Cullen Andrews, vice president of national accounts at Dot Foods, Inc.
Collaboration (and visibility) is crucial to all companies, not just in foodservice, because the real world is not static, it’s in constant flux. It’s the ability to respond rapidly to those changes that determines success. As the article notes:
“While the big chains’ supply-chain managers can check off an impressive list of capabilities, we’re seeing a paradigm shift in the definition of supply-chain maturity; the drive to success is no longer focused on cost, but on collaboration, agility and adaptability.”
The article goes on to note some examples of collaboration among foodservice companies and their partners. For example, one distributor is now preparing dedicated and isolated pallets of raw chicken for its foodservice customers, to minimize health risks. Another food company prepares pallets in its warehouses to help customers cross dock.
There’s a lot more in the article and I encourage you to read it.
Healthy Diet of Data: Uniform, Accurate and Real Time
One of the key takeaways is that sharing uniform, accurate and timely data, is critical to enabling end-to-end supply chain visibility. This is where a real time, multi-party network excels.
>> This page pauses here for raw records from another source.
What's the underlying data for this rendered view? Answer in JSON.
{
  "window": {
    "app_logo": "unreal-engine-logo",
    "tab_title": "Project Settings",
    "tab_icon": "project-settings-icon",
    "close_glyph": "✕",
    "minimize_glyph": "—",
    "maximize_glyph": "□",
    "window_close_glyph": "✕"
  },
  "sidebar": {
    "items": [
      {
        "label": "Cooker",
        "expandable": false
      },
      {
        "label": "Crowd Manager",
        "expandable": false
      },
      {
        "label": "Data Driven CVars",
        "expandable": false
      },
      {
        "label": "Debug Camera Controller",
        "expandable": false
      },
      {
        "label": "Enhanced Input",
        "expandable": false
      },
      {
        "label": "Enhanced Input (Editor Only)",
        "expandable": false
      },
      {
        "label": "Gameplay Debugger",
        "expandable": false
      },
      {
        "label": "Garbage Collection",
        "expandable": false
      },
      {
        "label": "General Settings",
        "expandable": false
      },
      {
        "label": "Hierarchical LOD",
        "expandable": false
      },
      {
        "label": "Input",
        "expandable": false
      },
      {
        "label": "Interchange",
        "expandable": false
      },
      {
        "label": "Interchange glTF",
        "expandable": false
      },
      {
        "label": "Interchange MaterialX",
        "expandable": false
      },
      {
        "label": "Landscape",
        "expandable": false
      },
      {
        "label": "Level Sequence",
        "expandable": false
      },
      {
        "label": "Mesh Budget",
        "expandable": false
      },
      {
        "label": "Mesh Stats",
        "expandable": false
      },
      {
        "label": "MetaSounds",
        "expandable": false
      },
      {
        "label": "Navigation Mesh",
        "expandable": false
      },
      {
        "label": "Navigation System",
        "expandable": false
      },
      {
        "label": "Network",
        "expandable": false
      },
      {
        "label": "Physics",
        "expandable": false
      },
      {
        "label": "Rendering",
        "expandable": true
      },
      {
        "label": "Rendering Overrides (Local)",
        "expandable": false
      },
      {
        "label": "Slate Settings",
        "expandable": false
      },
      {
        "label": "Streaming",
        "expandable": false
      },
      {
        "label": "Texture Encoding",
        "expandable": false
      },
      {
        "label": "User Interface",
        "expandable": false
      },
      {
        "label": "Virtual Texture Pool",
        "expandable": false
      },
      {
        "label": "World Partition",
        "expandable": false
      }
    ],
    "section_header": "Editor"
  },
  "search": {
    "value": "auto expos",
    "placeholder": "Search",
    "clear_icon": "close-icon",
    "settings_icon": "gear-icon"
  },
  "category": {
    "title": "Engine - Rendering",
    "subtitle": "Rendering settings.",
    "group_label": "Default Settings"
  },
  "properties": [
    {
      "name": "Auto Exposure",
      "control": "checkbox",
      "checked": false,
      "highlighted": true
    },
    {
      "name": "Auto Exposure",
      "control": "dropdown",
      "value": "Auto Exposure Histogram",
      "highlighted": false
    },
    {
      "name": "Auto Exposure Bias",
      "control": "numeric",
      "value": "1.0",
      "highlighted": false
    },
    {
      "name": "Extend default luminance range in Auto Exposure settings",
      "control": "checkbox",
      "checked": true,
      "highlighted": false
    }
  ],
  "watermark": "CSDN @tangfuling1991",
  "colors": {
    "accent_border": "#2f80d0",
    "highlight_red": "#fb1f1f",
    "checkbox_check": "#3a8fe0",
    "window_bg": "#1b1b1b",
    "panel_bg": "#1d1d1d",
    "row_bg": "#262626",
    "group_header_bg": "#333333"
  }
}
Also, sharing information not only about the usual supply chain events, but about processes and activities, can lead to significant opportunities for collaboration in other areas that help both parties reduce costs and speed up the supply chain. A multi-enterprise social network can be a great catalyst to exactly that kind of communication.
It might be profitable to consider what your partners can do for you to make your job easier; and most importantly, what you can do for your customers to ease and enrich their lives.